Most fire departments have failed to plan for the type of disaster that struck the MGM Grand Hotel, federal fire officials said here this week.
While communities often have mutual aid plans for major disasters, few have held drills or have worked out potential communications problems, fire officials at a national conference were told by Michael Olsen, director of the U.S. Fire Administration's emergency medical services program.
Olsen, other Fire Administration speakers and Las Vegas Fire Chief Roy Parrish all agreed, however, that only luck had helped prevent the Nov. 21 fire at the 2,083-room MGM hotel from turning into an even greater calamity. Eighty-four persons died after a fire that began in a first floor deli sent clouds of toxic smoke to the top floors of the 26-story hotel. Sixty-four of the people who died were on the top five floors.
Parrish said the fire -- which he described as "unreal, like a science fiction movie," -- could have led to many more deaths if sprinklers had not prevented it from spending to other areas of the ground floor. The fire moved 17 feet per second after it left the deli and soon engulfed the hotel's entrance, he said.
He warned fire chiefs at the conference that "this particular fire is going to present problems for all of us in the future" and that fire departments are going to be much more involved in the legal question of fire culpability than they ever have been.
"The fire chief of today has to have an attorney at his right elbow," San Francisco Fire Chief Andrew Casper said later in an interview. Increasingly, he indicated chiefs are being held legally liable for code violations that lend to fire disaster.
In part because of poor design and faulty construction, newer high-rise buildings have the potential for disaster, some speakers here said.

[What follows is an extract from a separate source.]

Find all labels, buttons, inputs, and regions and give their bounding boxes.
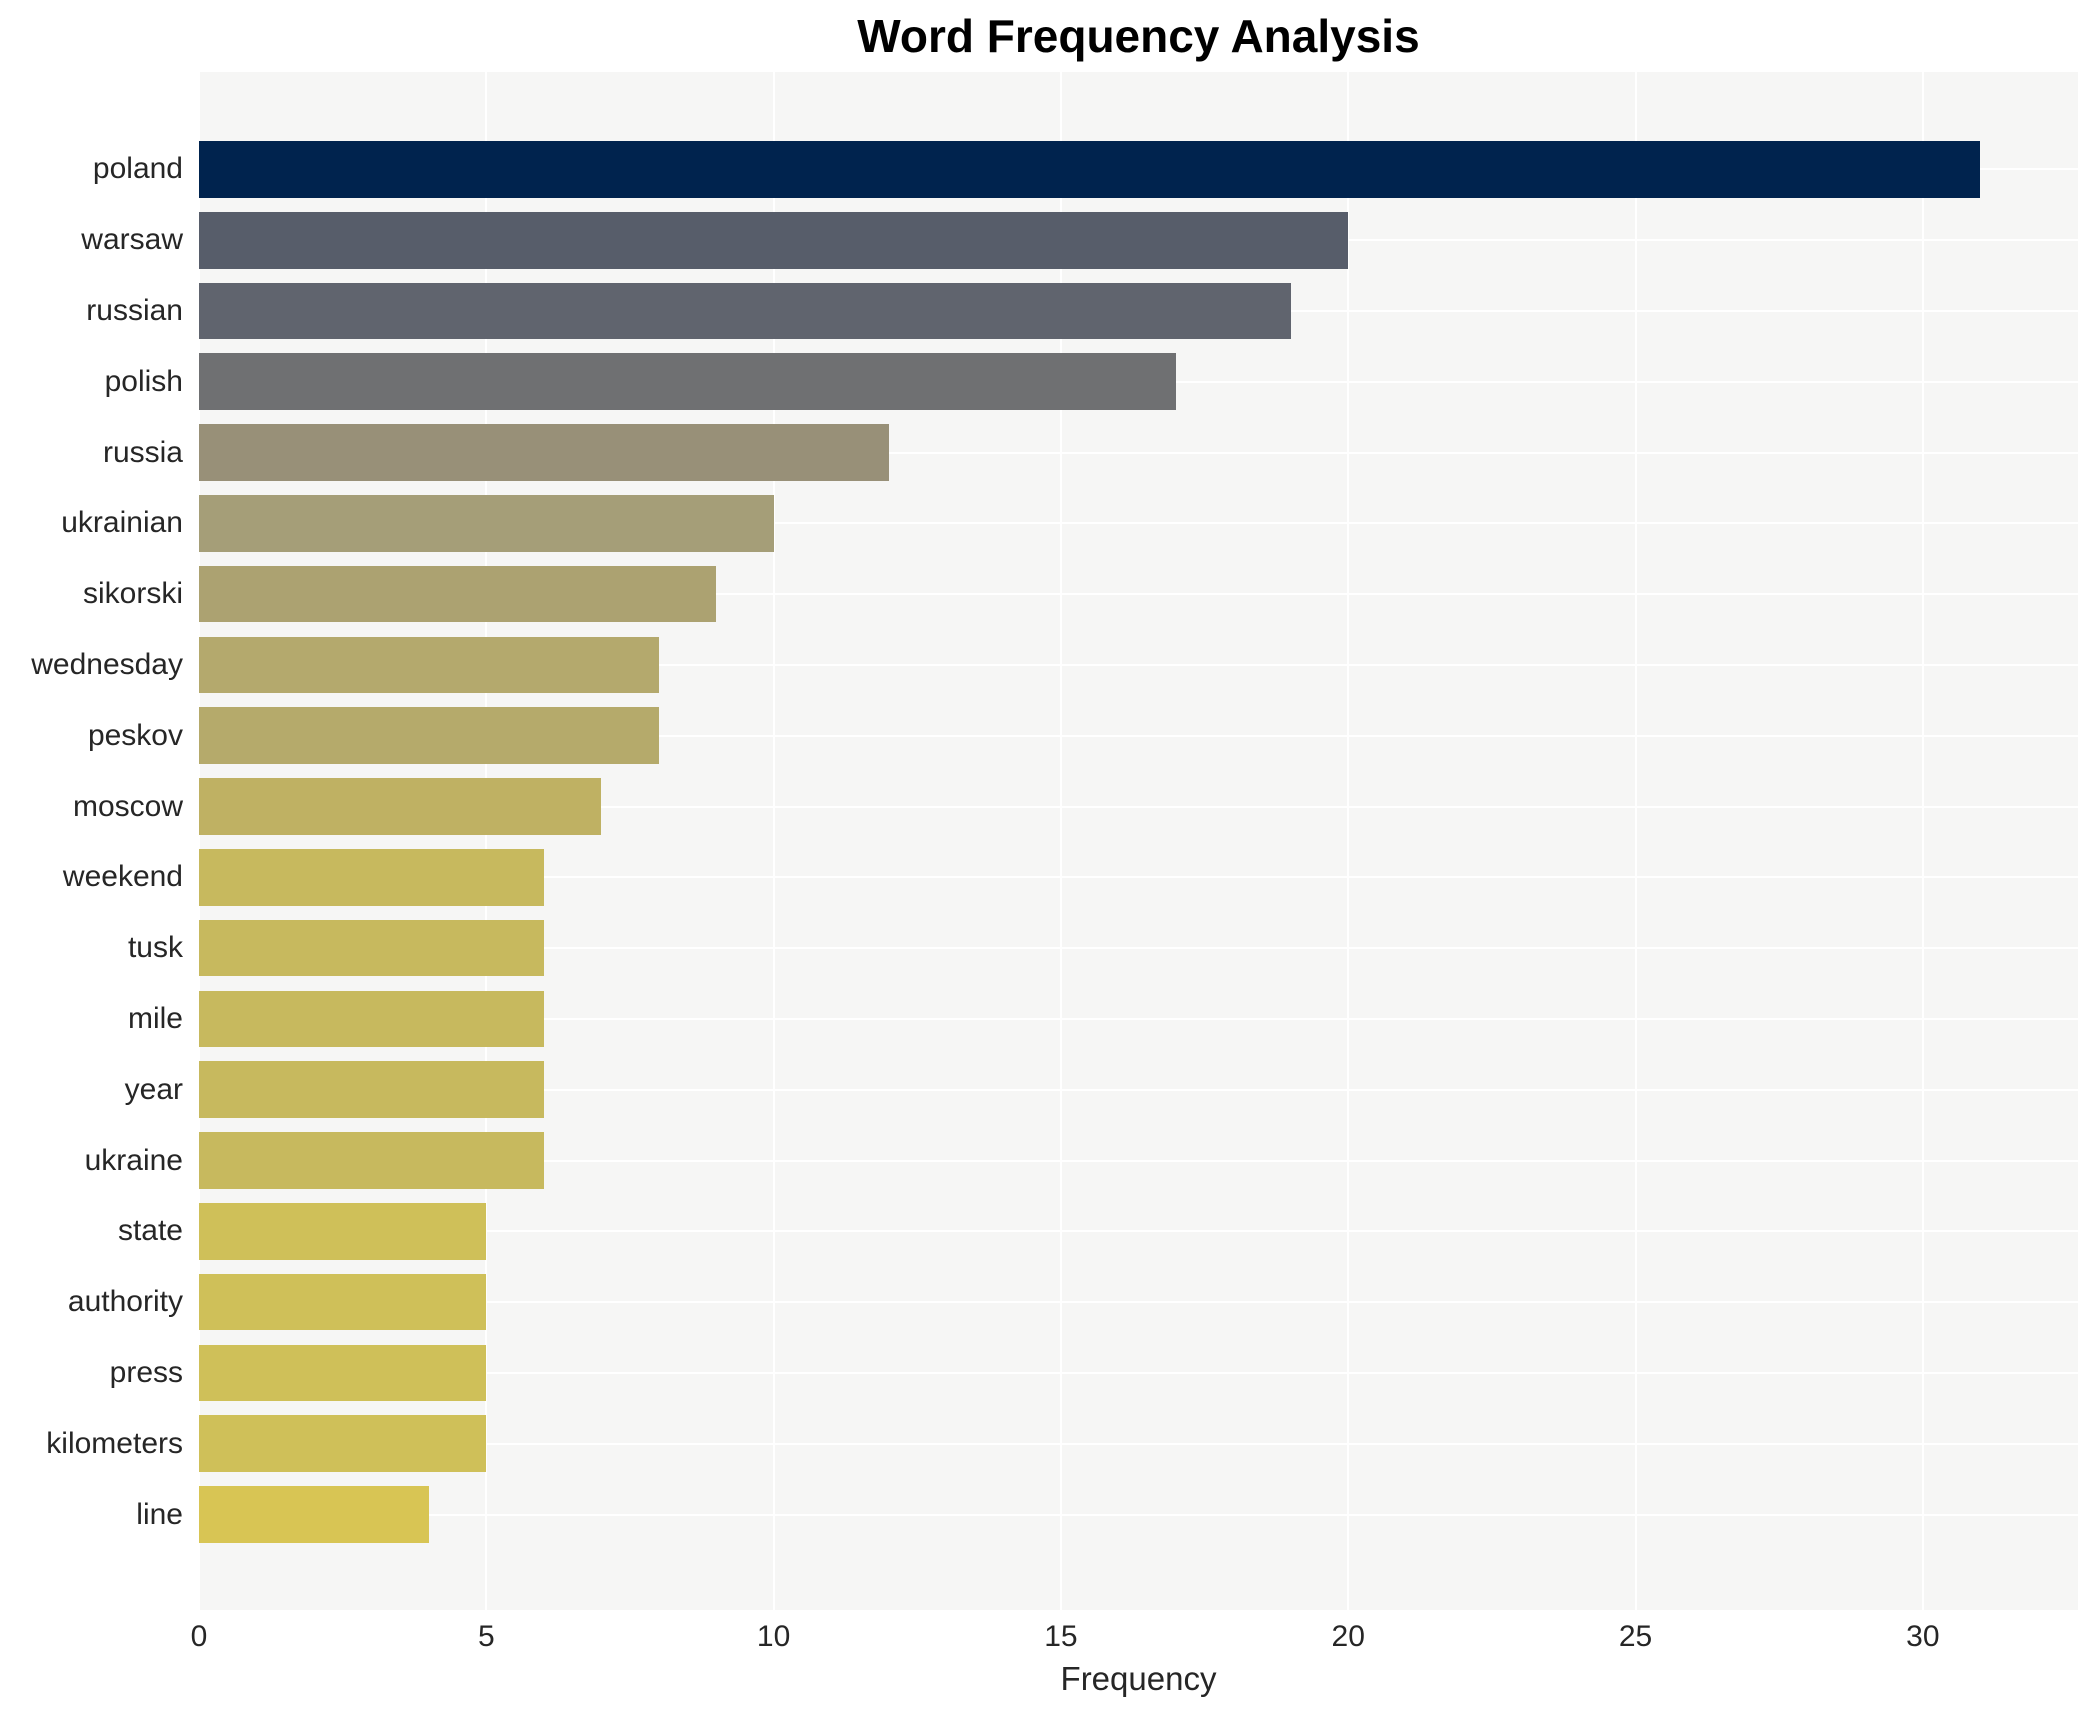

"It will happen again," San Clemente Fire Chief Ron Coleman said of major disasters. "Do you know where your MGM Grand is?"
In fact, an early morning fire killed six people in a 23-story Toronto hotel shortly before this fire conference began. Smoke billowed out of elevator shafts, trapping most of the victims.
"We have the potential for many mini-MGM fires," Alexandria, Va., Fire Chief Charles Rule said in an interview. Hotel owners in Alexandria aren't compelled by law to install smoke detectors, he said, and many high-rise condominiums in the "condo canyon" of the city are without fire safety systems.